Convolution Neural Networks (CNNs) are widely used in medical image analysis, but their performance degrade when the magnification of testing images differ from the training images. The inability of CNNs to generalize across magnification scales can result in sub-optimal performance on external datasets. This study aims to evaluate the robustness of various deep learning architectures in the analysis of breast cancer histopathological images with varying magnification scales at training and testing stages. Here we explore and compare the performance of multiple deep learning architectures, including CNN-based ResNet and MobileNet, self-attention-based Vision Transformers and Swin Transformers, and token-mixing models, such as FNet, ConvMixer, MLP-Mixer, and WaveMix. The experiments are conducted using the BreakHis dataset, which contains breast cancer histopathological images at varying magnification levels. We show that performance of WaveMix is invariant to the magnification of training and testing data and can provide stable and good classification accuracy. These evaluations are critical in identifying deep learning architectures that can robustly handle changes in magnification scale, ensuring that scale changes across anatomical structures do not disturb the inference results.

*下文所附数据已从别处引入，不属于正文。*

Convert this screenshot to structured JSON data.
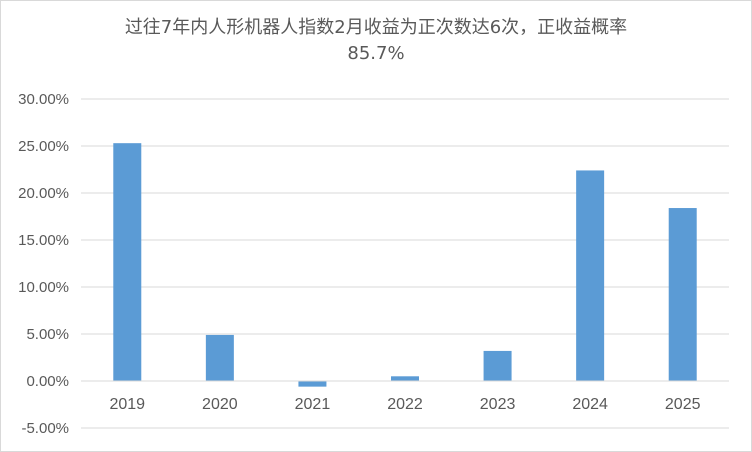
{
  "chart_data": {
    "type": "bar",
    "title": "过往7年内人形机器人指数2月收益为正次数达6次，正收益概率",
    "subtitle": "85.7%",
    "categories": [
      "2019",
      "2020",
      "2021",
      "2022",
      "2023",
      "2024",
      "2025"
    ],
    "values": [
      25.3,
      4.9,
      -0.6,
      0.5,
      3.2,
      22.4,
      18.4
    ],
    "value_unit": "%",
    "ylim": [
      -5,
      30
    ],
    "yticks": [
      "30.00%",
      "25.00%",
      "20.00%",
      "15.00%",
      "10.00%",
      "5.00%",
      "0.00%",
      "-5.00%"
    ],
    "ytick_values": [
      30,
      25,
      20,
      15,
      10,
      5,
      0,
      -5
    ],
    "xlabel": "",
    "ylabel": "",
    "grid": true,
    "legend": "none",
    "bar_color": "#5b9bd5",
    "grid_color": "#d9d9d9"
  }
}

翻译：在医学图像分析中广泛使用神经神经网络(CNN),但当测试图像放大与培训图像不同时,其性能会降低。CNN无法在放大规模上推广,这可能导致外部数据集的超优性性表现。这项研究旨在评估在培训和测试阶段分析乳腺癌肿瘤病理图像时各种深层次学习结构的稳健性,在培训和测试阶段,这些结构具有不同的放大规模。在这里,我们探索并比较多种深层学习结构的性能,包括CNN ReNet和移动网络、以自我关注为基础的视觉变异器和双变异器以及符号混合模型,如FNet、ConvMixer、MLP-Mixer和WaveMix等。实验是使用Breakhis数据集进行的,该数据集包含不同放大等级的乳腺癌肿瘤病理学图像。我们表明,WaveMix的性能与培训和测试数据的放大性能不相容,能够提供稳定和良好的分类准确性。这些评估对于确定深层次的学习结构至关重要,这些结构不能在宏观化结构中强有力地处理大规模变化。